With the Southern California Air Quality Management District’s (SCAQMD) Clean On-Road Transit Buses Rule dictating they couldn’t operate a diesel engine, they looked at the options. Jackson says, “Half a dozen or so years ago we were faced with that decision and this facility, it’s been here for 80 years. We’re not in an industrial area. CNG tanks and compressors, it’s noisy, it’s not necessarily thought of as being compatible with the surrounding neighborhoods, so we decided we can’t put it here.
“So we went with a hybrid-electric and the engine that runs our hybrid-electric is a gasoline engine. It’s not diesel, they wouldn’t let us have a little diesel engine, so we put in a little gasoline engine.” He adds, “We have almost 100 of them.
“The whole hybrid technology, which is very expensive compared to diesel and much more expensive than even CNG or LNG, it hasn’t lived up to the hype,” Jackson says. “It’s not the Prius; you’re not going to be getting 40 miles per gallon. We were achieving maybe a 5, 10, 15 percent increase, but gasoline prices vs. diesel prices vs. natural gas, it’s a market consideration in terms of cost, too.

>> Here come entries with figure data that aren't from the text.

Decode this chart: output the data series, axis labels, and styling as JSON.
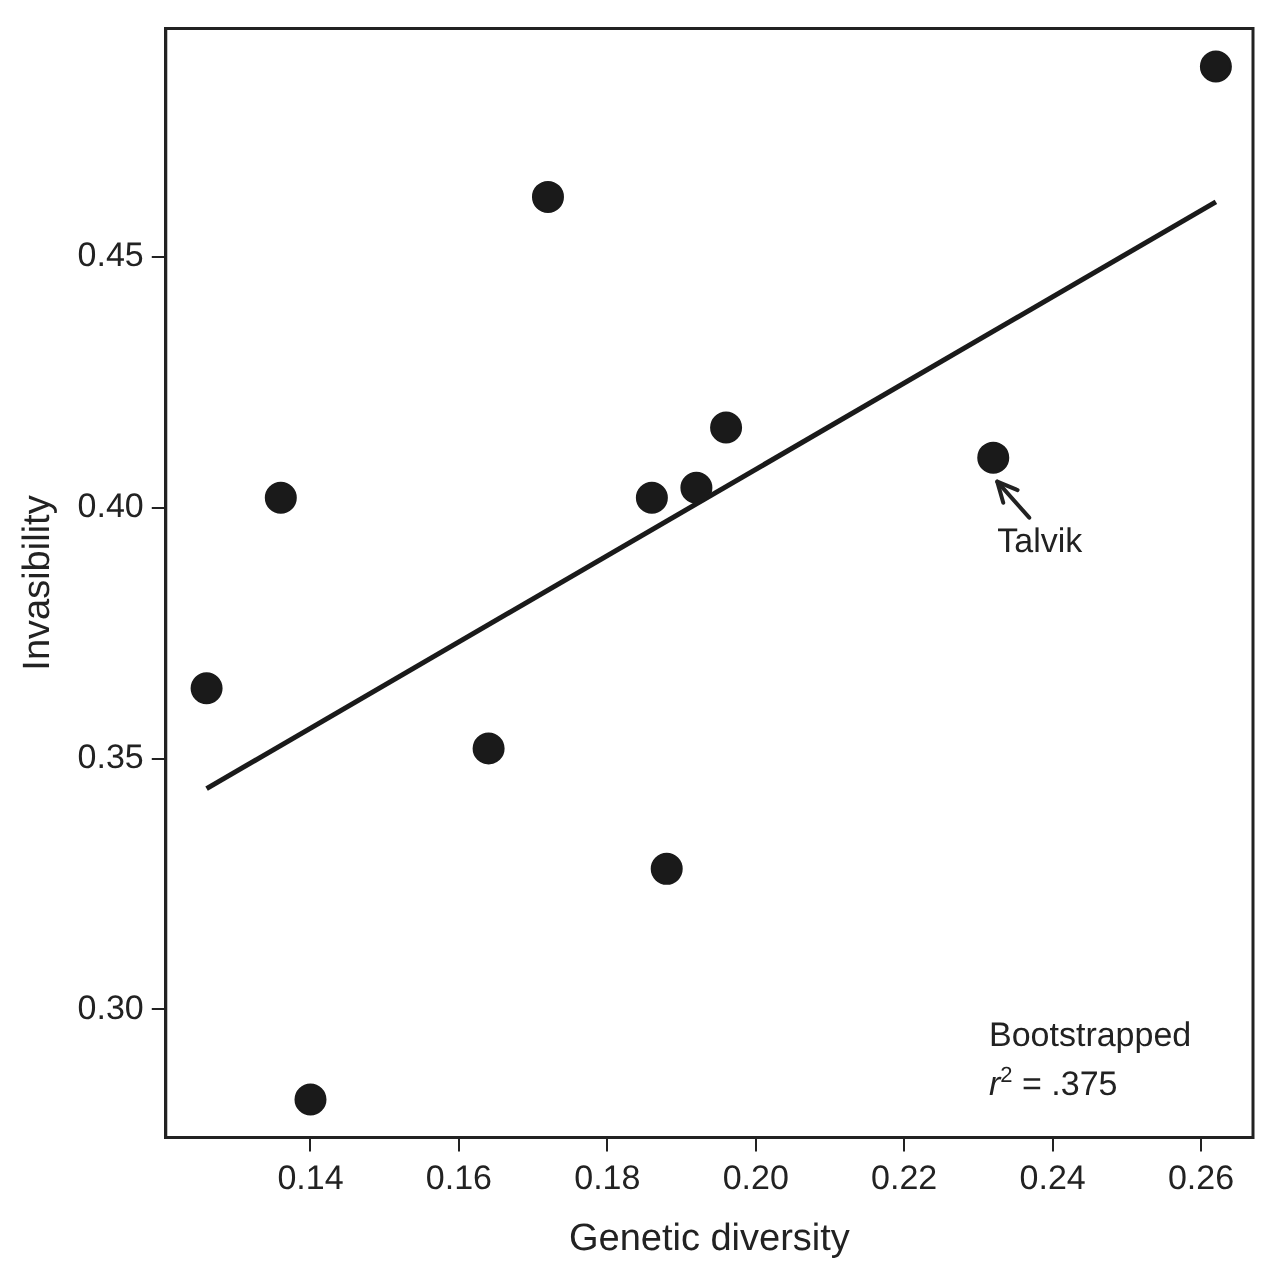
{
  "chart_data": {
    "type": "scatter",
    "xlabel": "Genetic diversity",
    "ylabel": "Invasibility",
    "xlim": [
      0.1205,
      0.267
    ],
    "ylim": [
      0.2744,
      0.4956
    ],
    "xticks": [
      {
        "value": 0.14,
        "label": "0.14"
      },
      {
        "value": 0.16,
        "label": "0.16"
      },
      {
        "value": 0.18,
        "label": "0.18"
      },
      {
        "value": 0.2,
        "label": "0.20"
      },
      {
        "value": 0.22,
        "label": "0.22"
      },
      {
        "value": 0.24,
        "label": "0.24"
      },
      {
        "value": 0.26,
        "label": "0.26"
      }
    ],
    "yticks": [
      {
        "value": 0.3,
        "label": "0.30"
      },
      {
        "value": 0.35,
        "label": "0.35"
      },
      {
        "value": 0.4,
        "label": "0.40"
      },
      {
        "value": 0.45,
        "label": "0.45"
      }
    ],
    "grid": false,
    "legend": false,
    "series": [
      {
        "marker": "circle",
        "color": "#1a1a1a",
        "x": [
          0.126,
          0.136,
          0.14,
          0.164,
          0.172,
          0.186,
          0.188,
          0.192,
          0.196,
          0.232,
          0.262
        ],
        "values": [
          0.364,
          0.402,
          0.282,
          0.352,
          0.462,
          0.402,
          0.328,
          0.404,
          0.416,
          0.41,
          0.488
        ]
      },
      {
        "type": "line",
        "color": "#1a1a1a",
        "x": [
          0.126,
          0.262
        ],
        "values": [
          0.344,
          0.461
        ]
      }
    ],
    "annotations": [
      {
        "text": "Talvik",
        "x": 0.232,
        "y": 0.41
      },
      "Bootstrapped",
      "r$^{2}$ = .375"
    ]
  }
}
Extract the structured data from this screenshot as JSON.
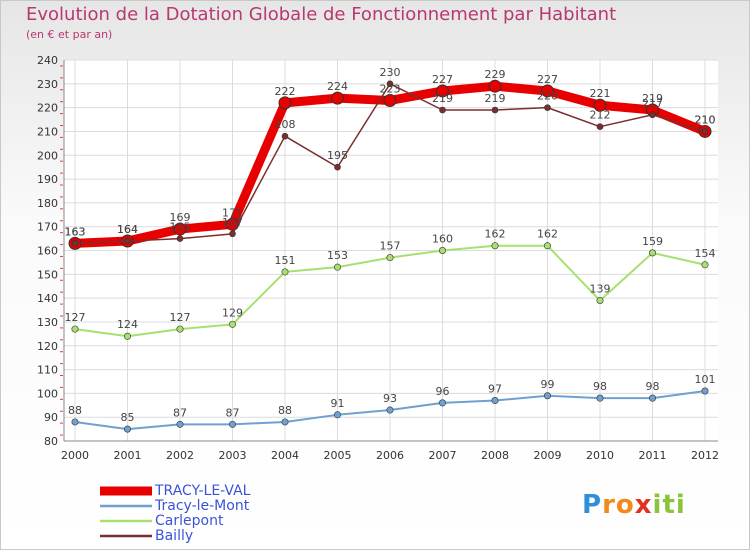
{
  "title": "Evolution de la Dotation Globale de Fonctionnement par Habitant",
  "subtitle": "(en € et par an)",
  "logo": {
    "letters": [
      "P",
      "r",
      "o",
      "x",
      "i",
      "t",
      "i"
    ],
    "colors": [
      "#2f8fd8",
      "#f08a1c",
      "#f08a1c",
      "#e03020",
      "#8ac43c",
      "#8ac43c",
      "#8ac43c"
    ]
  },
  "chart_data": {
    "type": "line",
    "title": "Evolution de la Dotation Globale de Fonctionnement par Habitant",
    "subtitle": "(en € et par an)",
    "x": [
      "2000",
      "2001",
      "2002",
      "2003",
      "2004",
      "2005",
      "2006",
      "2007",
      "2008",
      "2009",
      "2010",
      "2011",
      "2012"
    ],
    "ylim": [
      80,
      240
    ],
    "yticks": [
      80,
      90,
      100,
      110,
      120,
      130,
      140,
      150,
      160,
      170,
      180,
      190,
      200,
      210,
      220,
      230,
      240
    ],
    "grid": true,
    "legend_position": "bottom-left",
    "series": [
      {
        "name": "TRACY-LE-VAL",
        "color": "#e80000",
        "values": [
          163,
          164,
          169,
          171,
          222,
          224,
          223,
          227,
          229,
          227,
          221,
          219,
          210
        ]
      },
      {
        "name": "Tracy-le-Mont",
        "color": "#6fa0d0",
        "values": [
          88,
          85,
          87,
          87,
          88,
          91,
          93,
          96,
          97,
          99,
          98,
          98,
          101
        ]
      },
      {
        "name": "Carlepont",
        "color": "#a8e070",
        "values": [
          127,
          124,
          127,
          129,
          151,
          153,
          157,
          160,
          162,
          162,
          139,
          159,
          154
        ]
      },
      {
        "name": "Bailly",
        "color": "#7a2e2e",
        "values": [
          163,
          164,
          165,
          167,
          208,
          195,
          230,
          219,
          219,
          220,
          212,
          217,
          210
        ]
      }
    ]
  }
}
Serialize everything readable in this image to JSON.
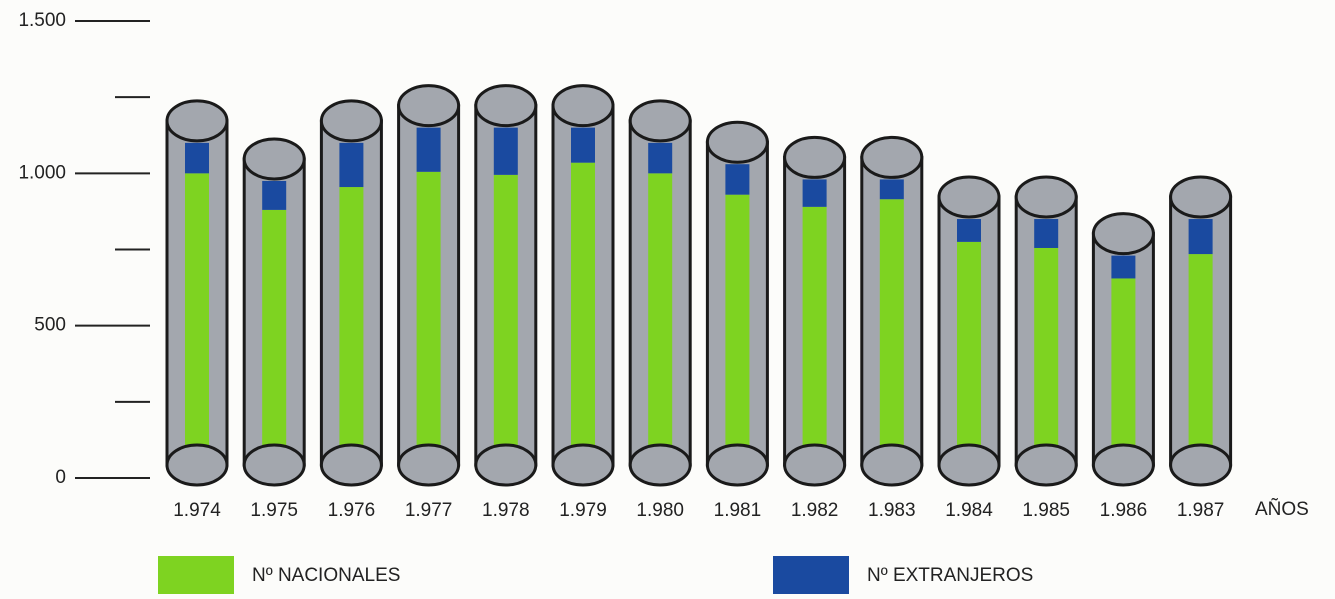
{
  "chart_data": {
    "type": "stacked-bar",
    "categories": [
      "1.974",
      "1.975",
      "1.976",
      "1.977",
      "1.978",
      "1.979",
      "1.980",
      "1.981",
      "1.982",
      "1.983",
      "1.984",
      "1.985",
      "1.986",
      "1.987"
    ],
    "x_label": "AÑOS",
    "series": [
      {
        "name": "Nº NACIONALES",
        "color": "#7ed321",
        "values": [
          1000,
          880,
          955,
          1005,
          995,
          1035,
          1000,
          930,
          890,
          915,
          775,
          755,
          655,
          735
        ]
      },
      {
        "name": "Nº EXTRANJEROS",
        "color": "#1a4aa0",
        "values": [
          100,
          95,
          145,
          145,
          155,
          115,
          100,
          100,
          90,
          65,
          75,
          95,
          75,
          115
        ]
      }
    ],
    "ylim": [
      0,
      1500
    ],
    "yticks": [
      0,
      500,
      {
        "value": 1000,
        "label": "1.000"
      },
      {
        "value": 1500,
        "label": "1.500"
      }
    ],
    "yminorticks": [
      250,
      750,
      1250
    ]
  }
}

“We weren’t achieving the cost savings that we wanted to.”
Just like everywhere else, LBT has been feeling the hardship of the economy. There have been adjustments for both riders and employees. There were little service cuts, fare increases, no wage increases for anybody since 2008, effectively a 5 percent additional contribution toward retirement, and additional contributions toward the health insurance.
“People have felt a 7 percent reduction in their paycheck as we’ve gone through this,” Jackson says. “But we haven’t laid anybody off.
“My mantra has been I’m saving jobs,” Jackson stresses. “We’re keeping everybody employed, and we’re keeping service on the street.